Opinion | Mandatory overtime at Michigan prisons pushing workers to the edge
June is Men's Mental Health Month, but that rings hollow for the men working inside Michigan Department of Corrections facilities.
The state’s mandatory overtime policies — which can require 16-hour shifts and five- and sometimes six-days workweeks — mean many are unable to be present for the very moments that matter most: bedtime stories, ball games, and everyday memories.

The men working behind the walls of Michigan's prisons, especially at Chippewa Correctional Facility, are not just guards. They are fathers. Now, they are being pushed past the breaking point by a system that demands everything and gives nothing in return.
This is not just a staffing crisis. It is a mental health crisis. And it is robbing a generation of men of the chance to be the kind of fathers they want to be.
These men want to be present, but are pushed to the point of numbness and your nervous system is stuck in survival mode. These men are feeling that loss every single day.
Many are silently battling anxiety, burnout, and depression. And worse? Most of them don't have the time or energy to even acknowledge what's happening to them.
“I'm not OK,” one father told me, holding back tears. “I am missing their childhood but for them, it's all they have ever known, and that's not OK.”
This isn't about a lack of resilience. These men show up. Day after day. Not because they are OK, but because they believe in their families, their coworkers, their communities. But belief can only carry a person so far before the wear and tear becomes permanent.

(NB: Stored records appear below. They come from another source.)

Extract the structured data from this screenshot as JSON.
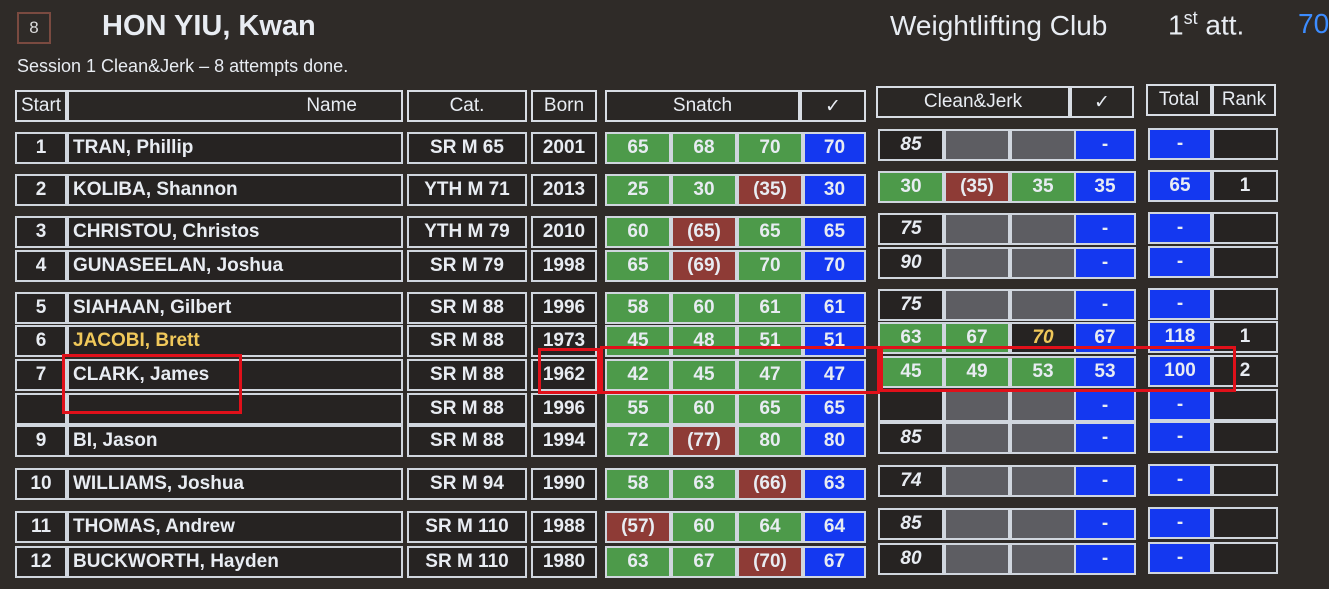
{
  "header": {
    "start_badge": "8",
    "lifter": "HON YIU, Kwan",
    "club": "Weightlifting Club",
    "attempt_num": "1",
    "attempt_sup": "st",
    "attempt_word": "att.",
    "weight": "70",
    "session": "Session 1 Clean&Jerk – 8 attempts done."
  },
  "columns": {
    "start": "Start",
    "name": "Name",
    "cat": "Cat.",
    "born": "Born",
    "snatch": "Snatch",
    "snatch_best": "✓",
    "cj": "Clean&Jerk",
    "cj_best": "✓",
    "total": "Total",
    "rank": "Rank"
  },
  "colors": {
    "good": "#4d9a4a",
    "fail": "#8e3b36",
    "best": "#1438f0",
    "pending": "#5d5d62",
    "current_athlete": "#f0c85a",
    "highlight": "#e0101a"
  },
  "rows": [
    {
      "start": "1",
      "name": "TRAN, Phillip",
      "cat": "SR M 65",
      "born": "2001",
      "snatch": [
        [
          "65",
          "g"
        ],
        [
          "68",
          "g"
        ],
        [
          "70",
          "g"
        ],
        [
          "70",
          "b"
        ]
      ],
      "cj": [
        [
          "85",
          "d"
        ],
        [
          "",
          "gr"
        ],
        [
          "",
          "gr"
        ],
        [
          "-",
          "b"
        ]
      ],
      "total": "-",
      "rank": ""
    },
    {
      "start": "2",
      "name": "KOLIBA, Shannon",
      "cat": "YTH M 71",
      "born": "2013",
      "snatch": [
        [
          "25",
          "g"
        ],
        [
          "30",
          "g"
        ],
        [
          "(35)",
          "f"
        ],
        [
          "30",
          "b"
        ]
      ],
      "cj": [
        [
          "30",
          "g"
        ],
        [
          "(35)",
          "f"
        ],
        [
          "35",
          "g"
        ],
        [
          "35",
          "b"
        ]
      ],
      "total": "65",
      "rank": "1"
    },
    {
      "start": "3",
      "name": "CHRISTOU, Christos",
      "cat": "YTH M 79",
      "born": "2010",
      "snatch": [
        [
          "60",
          "g"
        ],
        [
          "(65)",
          "f"
        ],
        [
          "65",
          "g"
        ],
        [
          "65",
          "b"
        ]
      ],
      "cj": [
        [
          "75",
          "d"
        ],
        [
          "",
          "gr"
        ],
        [
          "",
          "gr"
        ],
        [
          "-",
          "b"
        ]
      ],
      "total": "-",
      "rank": ""
    },
    {
      "start": "4",
      "name": "GUNASEELAN, Joshua",
      "cat": "SR M 79",
      "born": "1998",
      "snatch": [
        [
          "65",
          "g"
        ],
        [
          "(69)",
          "f"
        ],
        [
          "70",
          "g"
        ],
        [
          "70",
          "b"
        ]
      ],
      "cj": [
        [
          "90",
          "d"
        ],
        [
          "",
          "gr"
        ],
        [
          "",
          "gr"
        ],
        [
          "-",
          "b"
        ]
      ],
      "total": "-",
      "rank": ""
    },
    {
      "start": "5",
      "name": "SIAHAAN, Gilbert",
      "cat": "SR M 88",
      "born": "1996",
      "snatch": [
        [
          "58",
          "g"
        ],
        [
          "60",
          "g"
        ],
        [
          "61",
          "g"
        ],
        [
          "61",
          "b"
        ]
      ],
      "cj": [
        [
          "75",
          "d"
        ],
        [
          "",
          "gr"
        ],
        [
          "",
          "gr"
        ],
        [
          "-",
          "b"
        ]
      ],
      "total": "-",
      "rank": ""
    },
    {
      "start": "6",
      "name": "JACOBI, Brett",
      "current": true,
      "cat": "SR M 88",
      "born": "1973",
      "snatch": [
        [
          "45",
          "g"
        ],
        [
          "48",
          "g"
        ],
        [
          "51",
          "g"
        ],
        [
          "51",
          "b"
        ]
      ],
      "cj": [
        [
          "63",
          "g"
        ],
        [
          "67",
          "g"
        ],
        [
          "70",
          "d"
        ],
        [
          "67",
          "b"
        ]
      ],
      "total": "118",
      "rank": "1"
    },
    {
      "start": "7",
      "name": "CLARK, James",
      "cat": "SR M 88",
      "born": "1962",
      "snatch": [
        [
          "42",
          "g"
        ],
        [
          "45",
          "g"
        ],
        [
          "47",
          "g"
        ],
        [
          "47",
          "b"
        ]
      ],
      "cj": [
        [
          "45",
          "g"
        ],
        [
          "49",
          "g"
        ],
        [
          "53",
          "g"
        ],
        [
          "53",
          "b"
        ]
      ],
      "total": "100",
      "rank": "2"
    },
    {
      "start": "",
      "name": "",
      "cat": "SR M 88",
      "born": "1996",
      "snatch": [
        [
          "55",
          "g"
        ],
        [
          "60",
          "g"
        ],
        [
          "65",
          "g"
        ],
        [
          "65",
          "b"
        ]
      ],
      "cj": [
        [
          "",
          "d"
        ],
        [
          "",
          "gr"
        ],
        [
          "",
          "gr"
        ],
        [
          "-",
          "b"
        ]
      ],
      "total": "-",
      "rank": ""
    },
    {
      "start": "9",
      "name": "BI, Jason",
      "cat": "SR M 88",
      "born": "1994",
      "snatch": [
        [
          "72",
          "g"
        ],
        [
          "(77)",
          "f"
        ],
        [
          "80",
          "g"
        ],
        [
          "80",
          "b"
        ]
      ],
      "cj": [
        [
          "85",
          "d"
        ],
        [
          "",
          "gr"
        ],
        [
          "",
          "gr"
        ],
        [
          "-",
          "b"
        ]
      ],
      "total": "-",
      "rank": ""
    },
    {
      "start": "10",
      "name": "WILLIAMS, Joshua",
      "cat": "SR M 94",
      "born": "1990",
      "snatch": [
        [
          "58",
          "g"
        ],
        [
          "63",
          "g"
        ],
        [
          "(66)",
          "f"
        ],
        [
          "63",
          "b"
        ]
      ],
      "cj": [
        [
          "74",
          "d"
        ],
        [
          "",
          "gr"
        ],
        [
          "",
          "gr"
        ],
        [
          "-",
          "b"
        ]
      ],
      "total": "-",
      "rank": ""
    },
    {
      "start": "11",
      "name": "THOMAS, Andrew",
      "cat": "SR M 110",
      "born": "1988",
      "snatch": [
        [
          "(57)",
          "f"
        ],
        [
          "60",
          "g"
        ],
        [
          "64",
          "g"
        ],
        [
          "64",
          "b"
        ]
      ],
      "cj": [
        [
          "85",
          "d"
        ],
        [
          "",
          "gr"
        ],
        [
          "",
          "gr"
        ],
        [
          "-",
          "b"
        ]
      ],
      "total": "-",
      "rank": ""
    },
    {
      "start": "12",
      "name": "BUCKWORTH, Hayden",
      "cat": "SR M 110",
      "born": "1980",
      "snatch": [
        [
          "63",
          "g"
        ],
        [
          "67",
          "g"
        ],
        [
          "(70)",
          "f"
        ],
        [
          "67",
          "b"
        ]
      ],
      "cj": [
        [
          "80",
          "d"
        ],
        [
          "",
          "gr"
        ],
        [
          "",
          "gr"
        ],
        [
          "-",
          "b"
        ]
      ],
      "total": "-",
      "rank": ""
    }
  ]
}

Some have left their jobs. But those who stay do not stay for the paycheck. They stay because they care. Because they know if they go, the burden falls on the next father.
What do we owe the men who protect our communities and sacrifice their own time so others can sleep safely? At the very least, we owe them accessible work-life balance, accessible mental health resources, and policy reform that acknowledges they are human, not machines.
Emotional support alone isn't enough. Michigan needs to take action: offering hazard pay and competitive incentives to bring in new recruits and passing currently stalled pension legislation that gives these men and their families long-term stability.
Now, we're not just losing officers to burnout. We're losing fathers to a system that keeps stealing their best years.
This crisis isn't just measured in endless shifts. It's measured in missed moments. It's time for Michigan to stop asking these men to choose between their job and their families.